9. On yıl var ayrıyım Kınadağı'ndan
Baba ocağından, yar kucağından
Bir çiçek dermeden sevgi bağından
Huduttan hududa atılmışım ben
Bu dörtlükte
aşağıdaki ses olaylarından hangisi yoktur?
A)Ünsüz benzeşmesi
B)Ünlü düşmesi
C)Ünsüz yumuşaması
D)Kaynaştırma ünsüzü
E)Ünsüz türemesi
10.Yeni
edebiyat anlayışı, aynı zaman da (I) kuralları çok önceden belirlenen, katı
toplumsalcı edebiyata duyulan tepkinin birazda (II) öfkeyle ortaya konmasıydı.

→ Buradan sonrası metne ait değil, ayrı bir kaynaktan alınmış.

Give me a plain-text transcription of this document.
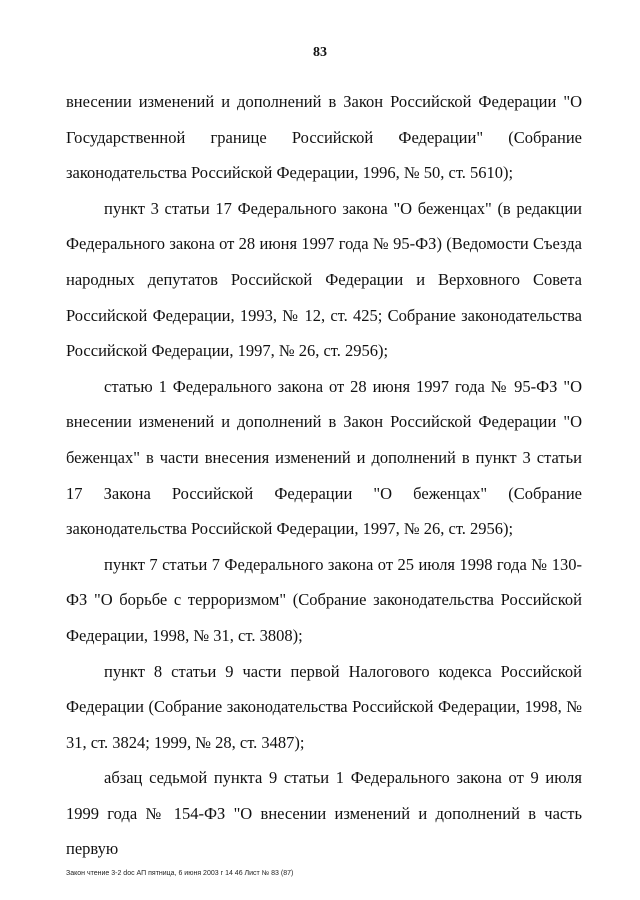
83

внесении изменений и дополнений в Закон Российской Федерации "О Государственной границе Российской Федерации" (Собрание законодательства Российской Федерации, 1996, № 50, ст. 5610);

пункт 3 статьи 17 Федерального закона "О беженцах" (в редакции Федерального закона от 28 июня 1997 года № 95-ФЗ) (Ведомости Съезда народных депутатов Российской Федерации и Верховного Совета Российской Федерации, 1993, № 12, ст. 425; Собрание законодательства Российской Федерации, 1997, № 26, ст. 2956);

статью 1 Федерального закона от 28 июня 1997 года № 95-ФЗ "О внесении изменений и дополнений в Закон Российской Федерации "О беженцах" в части внесения изменений и дополнений в пункт 3 статьи 17 Закона Российской Федерации "О беженцах" (Собрание законодательства Российской Федерации, 1997, № 26, ст. 2956);

пункт 7 статьи 7 Федерального закона от 25 июля 1998 года № 130-ФЗ "О борьбе с терроризмом" (Собрание законодательства Российской Федерации, 1998, № 31, ст. 3808);

пункт 8 статьи 9 части первой Налогового кодекса Российской Федерации (Собрание законодательства Российской Федерации, 1998, № 31, ст. 3824; 1999, № 28, ст. 3487);

абзац седьмой пункта 9 статьи 1 Федерального закона от 9 июля 1999 года № 154-ФЗ "О внесении изменений и дополнений в часть первую

Закон чтение 3-2 doc АП пятница, 6 июня 2003 г 14 46 Лист № 83 (87)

Bu doğal tepkide (III) haklılık payı da (IV) vardı. Çünkü bütün dünyada
(V) köhnemiş kurallar bir yana bırakılırken bizde hâlâ nedense baş tacı
ediliyordu.
Bu parçadaki
numaralı yerlerden hangilerinde yazım yanlışı yapılmıştır?
A) I. ve
II.
B) II. ve III. C) III. ve IV.
D) IV. ve V. E) III. ve V.
11. Nedir
bir şiiri güzel kılan ? (I) Dile yeni bir biçim verilmesi değil mi ? (II) Ahmet
Muhip Dıranas da dile alışılmadık bir biçim verir şiirlerinde : (III)

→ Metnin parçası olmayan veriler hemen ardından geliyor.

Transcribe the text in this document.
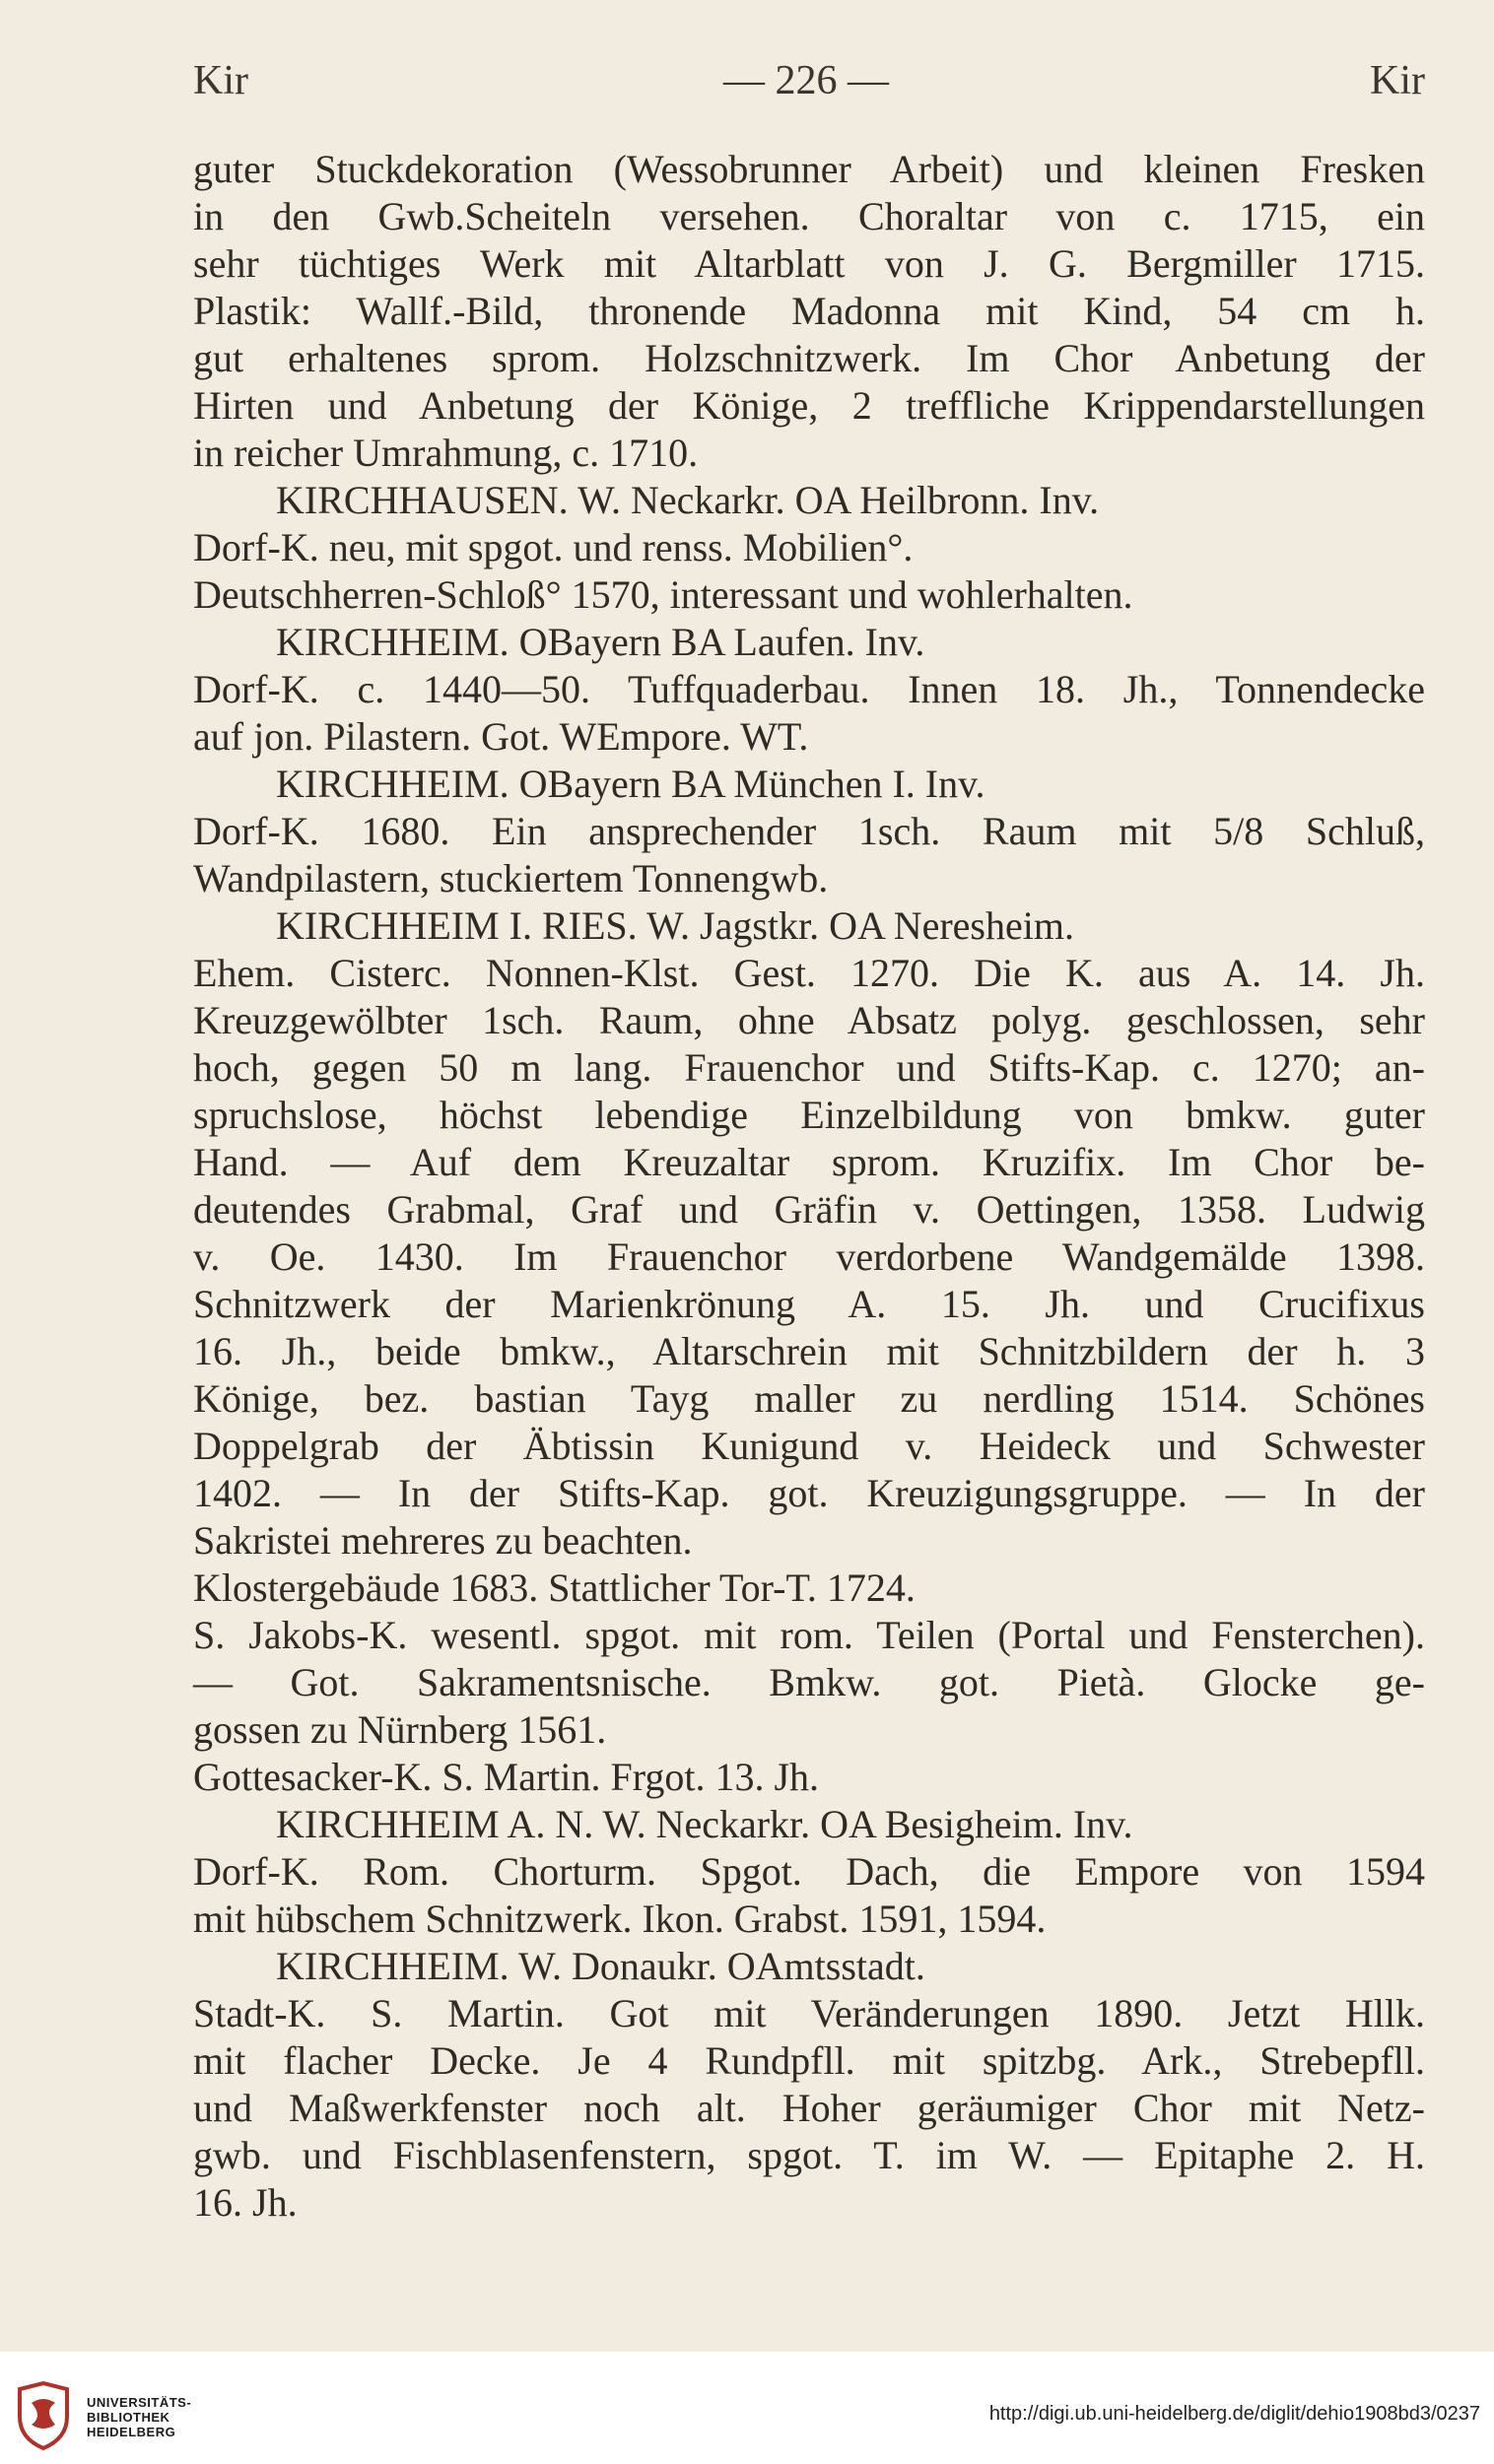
Kir	— 226 —	Kir

guter Stuckdekoration (Wessobrunner Arbeit) und kleinen Fresken

in den Gwb.Scheiteln versehen. Choraltar von c. 1715, ein

sehr tüchtiges Werk mit Altarblatt von J. G. Bergmiller 1715.

Plastik: Wallf.-Bild, thronende Madonna mit Kind, 54 cm h.

gut erhaltenes sprom. Holzschnitzwerk. Im Chor Anbetung der

Hirten und Anbetung der Könige, 2 treffliche Krippendarstellungen

in reicher Umrahmung, c. 1710.

KIRCHHAUSEN. W. Neckarkr. OA Heilbronn. Inv.

Dorf-K. neu, mit spgot. und renss. Mobilien°.

Deutschherren-Schloß° 1570, interessant und wohlerhalten.

KIRCHHEIM. OBayern BA Laufen. Inv.

Dorf-K. c. 1440—50. Tuffquaderbau. Innen 18. Jh., Tonnendecke

auf jon. Pilastern. Got. WEmpore. WT.

KIRCHHEIM. OBayern BA München I. Inv.

Dorf-K. 1680. Ein ansprechender 1sch. Raum mit 5/8 Schluß,

Wandpilastern, stuckiertem Tonnengwb.

KIRCHHEIM I. RIES. W. Jagstkr. OA Neresheim.

Ehem. Cisterc. Nonnen-Klst. Gest. 1270. Die K. aus A. 14. Jh.

Kreuzgewölbter 1sch. Raum, ohne Absatz polyg. geschlossen, sehr

hoch, gegen 50 m lang. Frauenchor und Stifts-Kap. c. 1270; an-

spruchslose, höchst lebendige Einzelbildung von bmkw. guter

Hand. — Auf dem Kreuzaltar sprom. Kruzifix. Im Chor be-

deutendes Grabmal, Graf und Gräfin v. Oettingen, 1358. Ludwig

v. Oe. 1430. Im Frauenchor verdorbene Wandgemälde 1398.

Schnitzwerk der Marienkrönung A. 15. Jh. und Crucifixus

16. Jh., beide bmkw., Altarschrein mit Schnitzbildern der h. 3

Könige, bez. bastian Tayg maller zu nerdling 1514. Schönes

Doppelgrab der Äbtissin Kunigund v. Heideck und Schwester

1402. — In der Stifts-Kap. got. Kreuzigungsgruppe. — In der

Sakristei mehreres zu beachten.

Klostergebäude 1683. Stattlicher Tor-T. 1724.

S. Jakobs-K. wesentl. spgot. mit rom. Teilen (Portal und Fensterchen).

— Got. Sakramentsnische. Bmkw. got. Pietà. Glocke ge-

gossen zu Nürnberg 1561.

Gottesacker-K. S. Martin. Frgot. 13. Jh.

KIRCHHEIM A. N. W. Neckarkr. OA Besigheim. Inv.

Dorf-K. Rom. Chorturm. Spgot. Dach, die Empore von 1594

mit hübschem Schnitzwerk. Ikon. Grabst. 1591, 1594.

KIRCHHEIM. W. Donaukr. OAmtsstadt.

Stadt-K. S. Martin. Got mit Veränderungen 1890. Jetzt Hllk.

mit flacher Decke. Je 4 Rundpfll. mit spitzbg. Ark., Strebepfll.

und Maßwerkfenster noch alt. Hoher geräumiger Chor mit Netz-

gwb. und Fischblasenfenstern, spgot. T. im W. — Epitaphe 2. H.

16. Jh.

UNIVERSITÄTS-
BIBLIOTHEK
HEIDELBERG
http://digi.ub.uni-heidelberg.de/diglit/dehio1908bd3/0237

Bildiğimiz sözcüklerden, bilmediğimiz bir hayal ve düşünce dünyası yaratır .
(IV) Dıranas bu mucizeli işi, şiirin klasik araçları olan ölçü ve uyağa
dayanarak yapar . (V)
Bu parçadaki numaralanmış
noktalama işaretlerinden hangisi yanlış kullanılmıştır?
A) I.
B) II.
C) III.
D) IV. E) V.
12. Her ulus kendi dilini
edebiyatta kullanmaya şiirle başlamıştır ( ) Şiirin öncelikle duyguları
anlattığı kabul edilirse bu çok doğal karşılanmalı ( ) Kabul etmek gerekir
duygular ve coşkular özel ( ) düşünceler ( ) doğrular ise geneldir.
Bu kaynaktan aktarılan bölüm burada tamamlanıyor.